Avec toutes les activités et animations proposées dans les maisons de retraite modernes, les résidents n’ont pas le temps de s’ennuyer. Les établissements pour personnes âgées engagent tous une équipe d’animation (ou un animateur). Les activités proposées dans les maisons de retraite peuvent comprendre des :
– ateliers mémoire, réminiscences, écriture, cuisine…
– arts plastiques, musique,
– thérapies par les odeurs, saveurs, sens, etc.
– activités physiques : gymnastique douce, yoga, Taï Chi…
– sorties…

  • 2. « Je vais épuiser mes économies »

Certes, le reste à charge dans une importante partie des maisons de retraite peut être très élevé pour les familles. Il s’élève en moyenne à près de 1 800 euros par mois. En cherchant bien, il est néanmoins possible de trouver des maisons de retraite pour tous les budgets. Les conseillers Cap Retraite pourront vous aider à trouver une place dans une résidence correspondant à vos critères.

Il existe en outre différentes solutions pour financer son accueil en institution (prêt viager, aide des proches, location de l’ancien domicile, etc.) Des aides financières en maisons de retraite permettent aussi d’alléger la facture.

  • 3. « J’ai peur qu’on ne s’occupe pas de moi »

Le temps des hospices est révolu. Les maisons de retraite sont aujourd’hui des établissements spécialisés dans la prise en charge des personnes âgées, quel que soit leur niveau d’autonomie. Le personnel soignant des Ehpad est formé pour répondre à tous les besoins de la personne âgée, quelle que soit sa pathologie. Il est d’ailleurs encadré par un médecin coordonnateur responsable des bonnes pratiques de l’équipe médicale.

  • 4. « Je vais devenir vieux et malade plus vite »

S’il est vrai que les résidents des maisons de retraite sont de plus en plus âgés, la vieillesse n’est pas une maladie contagieuse. En fait, c’est la solitude et l’isolement qui peuvent précipiter la perte d’autonomie. En revanche, la vie en communauté dans les maisons de retraite permet de stimuler le lien social et d’ainsi améliorer la qualité de vie de votre proche âgé. Si celui-ci est déjà atteint de la maladie d’Alzheimer, par exemple, les maisons de retraite, et plus particulièrement celles dotées d’une unité de vie protégée Alzheimer, proposent des activités dont le but est de stimuler les facultés cognitives.

  • 5. « Je vais perdre mon autonomie »

Vivre en établissement permet de bénéficier d’une aide pour les tâches qu’il devient plus difficile de réaliser seul. Mais les résidents des maisons de retraite sont encouragés à poursuivre un maximum d’activités seuls, en fonction de leurs capacités. Avec une aide adaptée, il leur reste plus de temps pour investir dans leur santé et leur bien-être, par exemple à l’aide d’activités stimulant leurs fonctions cognitives ou motrices.

  • 6. « Je ne serai plus libre de mon temps et de mes activités »

Certes, changer de lieu de vie n’est pas sans influence sur les habitudes. S’adapter à un nouveau rythme de vie peut être stressant. Ne minimisez pas les sentiments de votre proche âgé et aidez-le à s’adapter aux contraintes de la vie en collectivité. Celles-ci peuvent d’ailleurs être envisagées positivement : elles offrent des repères et une certaine sécurité. En outre, les résidents sont libres de leurs actions entre les repas. Personne ne les contraint de participer aux animations. Les maisons de retraite offrent un cadre de vie, mais font le maximum pour respecter la liberté et la dignité de la personne âgée.

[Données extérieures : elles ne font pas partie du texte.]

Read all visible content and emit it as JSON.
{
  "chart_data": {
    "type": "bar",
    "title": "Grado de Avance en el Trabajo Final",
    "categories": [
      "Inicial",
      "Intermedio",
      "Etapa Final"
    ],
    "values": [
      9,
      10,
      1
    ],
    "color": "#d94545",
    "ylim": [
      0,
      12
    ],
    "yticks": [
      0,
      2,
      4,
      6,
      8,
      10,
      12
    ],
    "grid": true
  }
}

  • 7. « Je vais être oublié par mes proches et amis »

Il est naturel de craindre de se retrouver seul. Néanmoins, les maisons de retraite ne sont pas synonymes d’isolement. Au contraire, vous pouvez choisir la zone géographique de votre établissement, pour vous rapprocher de la famille. Certaines résidences sont en centre-ville, d’autres sont bien desservies par les axes routiers et les transports en commun. En outre, l’accueil en établissement permet de faire de nouvelles connaissances.

    Votre proche âgé ou vous-même avez-vous d’autres craintes à propos des maisons de retraite ? N’hésitez pas à partager votre expérience dans les commentaires.
  • Malgré la loi, je constate le très faible nombre de poste de psychomotricien proposé par les maisons de retraite. Ces paramédicaux sont pourtant les professionnels des soins psychomoteurs aux personnes souffrant de troubles du vieillissement. Ces soins spécifiques s’adressent tant à l’aspect d’organisation fonctionnelle du corps et du repérage dans l’espace et le temps, qu’à la dimension psychocorporelle de l’identité des personnes mise à mal par les troubles. On peut constater que l’ensemble de ces troubles s’aggravent à l’occasion de la vie en EPAHD, avec comme conséquence l’augmentation de la dépendance. Ceci alourdit le travail du personnel du quotidien de ces personnes. Les psychomotriciens sont ussi en mesure, de par leurs actions et savoirs faire, de proposer des aides à la vie collective du quotidien en collaboration avec les équpes.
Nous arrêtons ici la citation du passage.